CASE STUDY
Mobile Internet Big Data Platform in China Unicom
ABSTRACT
China Unicom, the largest WCDMA 3G operator in China, meets the requirements of the historical Mobile Internet Explosion, or the surging of Mobile Internet Traffic from mobile terminals. According to the internal statistics of China Unicom, mobile user traffic has increased rapidly with a Compound Annual Growth Rate (CAGR) of 135%. Currently China Unicom monthly stores more than 2 trillion records, data volume is over 525 TB, and the highest data volume has reached a peak of 5 PB. Since October 2009, China Unicom has been developing a home-brewed big data storage and analysis platform based on the open source Hadoop Distributed File System (HDFS) as it has a long-term strategy to make full use of this Big Data. All Mobile Internet Traffic is well served using this big data platform. Currently, the writing speed has reached 1 390 000 records per second, and the record retrieval time in the table that contains trillions of records is less than 100 ms. To take advantage of this opportunity to be a Big Data Operator, China Unicom has developed new functions and has multiple innovations to solve space and time constraint challenges presented in data processing. In this paper, we will introduce our big data platform in detail. Based on this big data platform, China Unicom is building an industry ecosystem based on Mobile Internet Big Data and considers that a telecom operator-centric ecosystem can be formed that is critical to reaching prosperity in the modern communications business.
The object of this case:
China Unicom wants to lead to embracing the Mobile Internet Explosion and builds a big data platform to solve the challenges of data acquisition, data analysis, and data value-added services.
The problem in this case:
- The client users of China Unicom increase rapidly with a Compound Annual Growth Rate (CAGR) of 135%.
- China Unicom’s big data platform, starting from October 2009, has recorded monthly traffic of more than 2 trillion records, monthly data volume is over 525 TB and the maximum data volume recorded has reached a peak of 5 PB. Overall writing speed has reached 1.390.000 records per second, and the recorded retrieval time in the table that contains trillions of records is less than 100 ms.
- Any mobile network operator even only recording network flow data, the resulting data repository could easily reach the Terabyte level on a yearly basis. However, if all mobile traffic data is recorded for forensic analysis, the volume of the data could easily reach the Petabyte level.
The solution to this case:
- Use the principle of aggregation. The principle of the aggregation is that a user’s valid behaviour data should not be lost and that efficiency is required to reduce the invalid data.
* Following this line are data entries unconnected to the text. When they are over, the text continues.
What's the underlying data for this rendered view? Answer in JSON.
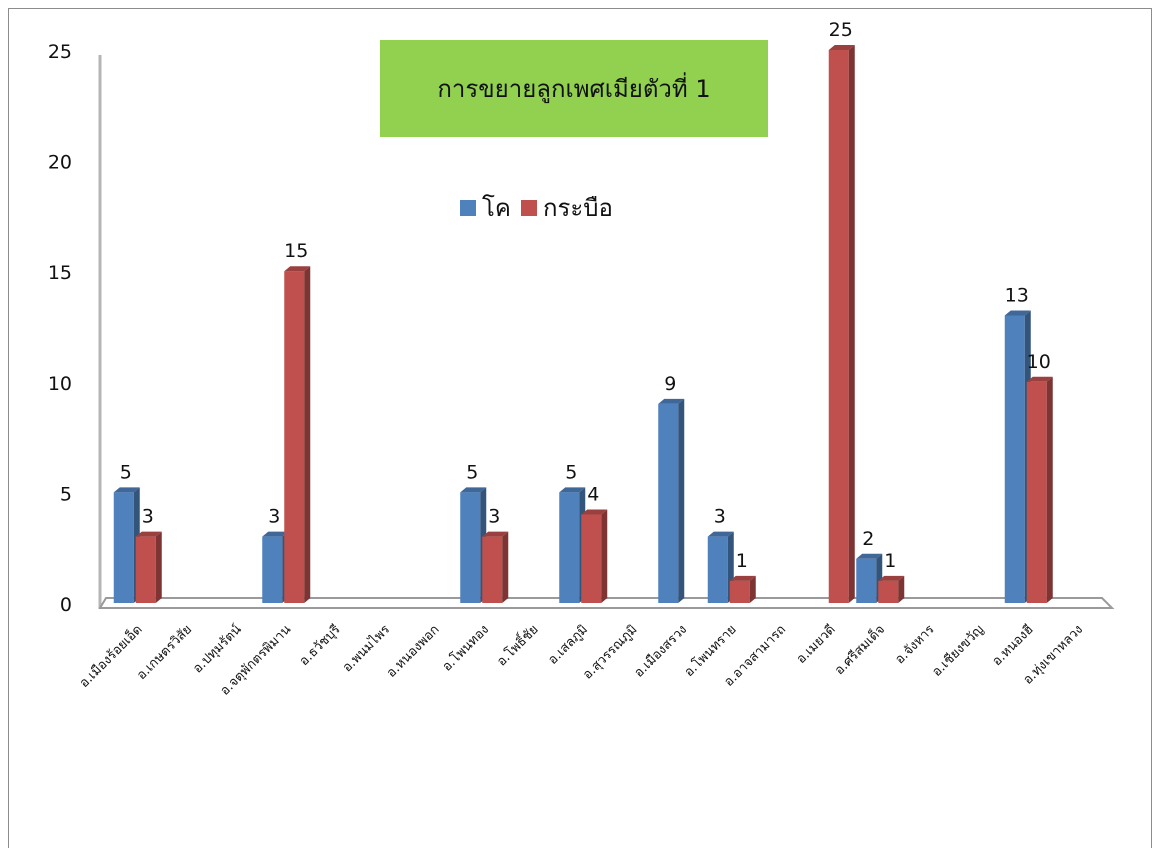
{
  "chart_data": {
    "type": "bar",
    "title": "การขยายลูกเพศเมียตัวที่ 1",
    "categories": [
      "อ.เมืองร้อยเอ็ด",
      "อ.เกษตรวิสัย",
      "อ.ปทุมรัตน์",
      "อ.จตุพักตรพิมาน",
      "อ.ธวัชบุรี",
      "อ.พนมไพร",
      "อ.หนองพอก",
      "อ.โพนทอง",
      "อ.โพธิ์ชัย",
      "อ.เสลภูมิ",
      "อ.สุวรรณภูมิ",
      "อ.เมืองสรวง",
      "อ.โพนทราย",
      "อ.อาจสามารถ",
      "อ.เมยวดี",
      "อ.ศรีสมเด็จ",
      "อ.จังหาร",
      "อ.เชียงขวัญ",
      "อ.หนองฮี",
      "อ.ทุ่งเขาหลวง"
    ],
    "series": [
      {
        "name": "โค",
        "color": "#4f81bd",
        "values": [
          5,
          null,
          null,
          3,
          null,
          null,
          null,
          5,
          null,
          5,
          null,
          9,
          3,
          null,
          null,
          2,
          null,
          null,
          13,
          null
        ]
      },
      {
        "name": "กระบือ",
        "color": "#c0504d",
        "values": [
          3,
          null,
          null,
          15,
          null,
          null,
          null,
          3,
          null,
          4,
          null,
          null,
          1,
          null,
          25,
          1,
          null,
          null,
          10,
          null
        ]
      }
    ],
    "yticks": [
      "0",
      "5",
      "10",
      "15",
      "20",
      "25"
    ],
    "ylim": [
      0,
      25
    ],
    "xlabel": "",
    "ylabel": "",
    "legend_position": "top-center",
    "grid": false
  }
}
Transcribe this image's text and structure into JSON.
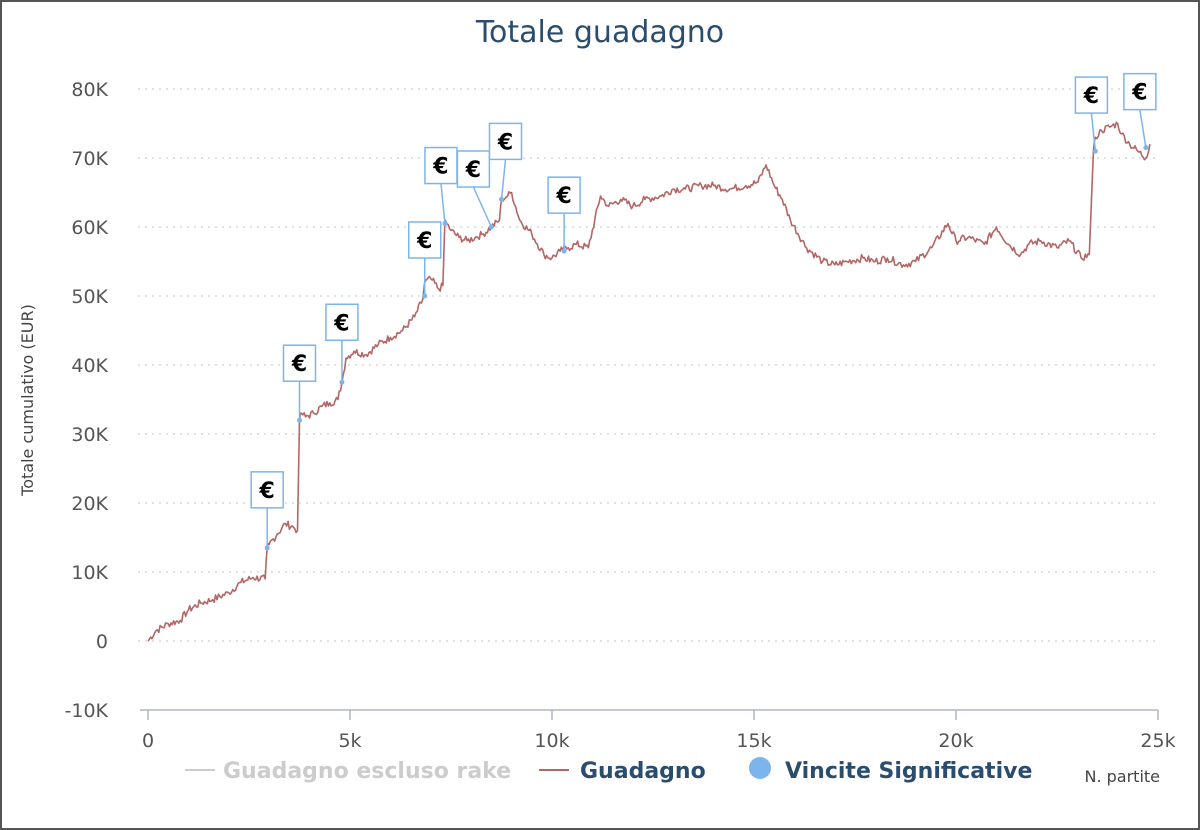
{
  "chart_data": {
    "type": "line",
    "title": "Totale guadagno",
    "xlabel": "N. partite",
    "ylabel": "Totale cumulativo (EUR)",
    "xlim": [
      0,
      25000
    ],
    "ylim": [
      -10000,
      80000
    ],
    "x_ticks": [
      0,
      5000,
      10000,
      15000,
      20000,
      25000
    ],
    "x_tick_labels": [
      "0",
      "5k",
      "10k",
      "15k",
      "20k",
      "25k"
    ],
    "y_ticks": [
      -10000,
      0,
      10000,
      20000,
      30000,
      40000,
      50000,
      60000,
      70000,
      80000
    ],
    "y_tick_labels": [
      "-10K",
      "0",
      "10K",
      "20K",
      "30K",
      "40K",
      "50K",
      "60K",
      "70K",
      "80K"
    ],
    "grid": "horizontal dotted",
    "legend_position": "bottom",
    "colors": {
      "guadagno": "#b36666",
      "escluso_rake": "#cccccc",
      "vincite": "#7cb5ec",
      "title": "#2a4d6e"
    },
    "series": [
      {
        "name": "Guadagno escluso rake",
        "hidden": true,
        "color": "#cccccc",
        "x": [],
        "y": []
      },
      {
        "name": "Guadagno",
        "color": "#b36666",
        "x": [
          0,
          200,
          500,
          800,
          1000,
          1300,
          1600,
          2000,
          2300,
          2600,
          2900,
          2950,
          3000,
          3200,
          3400,
          3600,
          3700,
          3750,
          3800,
          3900,
          4100,
          4300,
          4500,
          4700,
          4800,
          4900,
          5100,
          5400,
          5700,
          6000,
          6300,
          6600,
          6800,
          6850,
          7000,
          7200,
          7300,
          7350,
          7400,
          7500,
          7700,
          7900,
          8100,
          8300,
          8500,
          8700,
          8750,
          8900,
          9000,
          9200,
          9500,
          9800,
          10000,
          10200,
          10400,
          10600,
          10900,
          11200,
          11400,
          11700,
          12000,
          12300,
          12700,
          13000,
          13300,
          13700,
          14000,
          14400,
          14800,
          15100,
          15300,
          15500,
          15700,
          15900,
          16300,
          16700,
          17000,
          17300,
          17700,
          18000,
          18300,
          18700,
          19000,
          19400,
          19800,
          20000,
          20300,
          20700,
          21000,
          21300,
          21600,
          21800,
          22100,
          22500,
          22800,
          23100,
          23300,
          23400,
          23450,
          23600,
          23800,
          24000,
          24100,
          24300,
          24500,
          24700,
          24800
        ],
        "y": [
          0,
          1500,
          2500,
          3000,
          4500,
          5500,
          6000,
          7000,
          8500,
          9200,
          9000,
          13500,
          14000,
          15500,
          17000,
          16500,
          16000,
          32000,
          33000,
          32500,
          33000,
          34000,
          34500,
          35000,
          37500,
          41000,
          42000,
          41500,
          43000,
          44000,
          45000,
          47000,
          49500,
          52000,
          52500,
          51000,
          51500,
          61000,
          60500,
          59500,
          58500,
          58000,
          58500,
          59000,
          60000,
          61000,
          64000,
          64500,
          65000,
          61000,
          59000,
          56000,
          55500,
          56500,
          57000,
          57500,
          57000,
          64500,
          63000,
          64000,
          63000,
          64000,
          64500,
          65500,
          65500,
          66000,
          66000,
          65500,
          66000,
          66500,
          69000,
          66000,
          64000,
          61000,
          57000,
          55000,
          54500,
          55000,
          55500,
          55000,
          55500,
          54500,
          55000,
          57000,
          60500,
          58000,
          58500,
          57500,
          60000,
          57500,
          56000,
          57500,
          58000,
          57000,
          58000,
          55500,
          56000,
          71000,
          73000,
          74000,
          74500,
          75000,
          73500,
          72000,
          71000,
          70000,
          72000
        ]
      },
      {
        "name": "Vincite Significative",
        "color": "#7cb5ec",
        "marker_label": "€",
        "x": [
          2950,
          3750,
          4800,
          6850,
          7350,
          8500,
          8750,
          10300,
          23450,
          24700
        ],
        "y": [
          13500,
          32000,
          37500,
          50000,
          60500,
          60000,
          64000,
          56500,
          71000,
          71500
        ]
      }
    ]
  }
}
Then the file is produced in less than five minutes, and the volume of every file is less than 200 MB. If the size of one single file exceeds 200 MB, multiple files will be produced to guarantee that the size of the single file is below the threshold, and the additional related files are identified by appending a hexadecimal number.
- Transmit file by FTP protocol to the twenty-four FTP servers located in Beijing and to reduce the bandwidth of transmission, all files are compressed by the bzip2 compression algorithm before the files are uploaded to Beijing from every province. After being decompressed, the files are written into an HBase by a native Java API supported by HBase. In HBase, an online record table will be generated for each month.
- China Unicom compares the performance of the Oracle and HBase by querying the record of a specified telephone number. The results are:
- Compared with Oracle database, China Unicom HBase shows very consistent performance.
- Oracle database, the higher the number of concurrent query transactions conducted, the slower the average response time becomes. The impact of the size of records in the database has a deleterious effect on the query performance. However, for our optimized HBase system, the latency of most responses is in milliseconds, and the impact of the records already in the database is quite low compared with Oracle database.
- China Unicom work is optimized based on the open source nature of HBase, while Oracle database is a proprietary one where China Unicom cannot optimize the code to speed up transactions in the traffic records repository.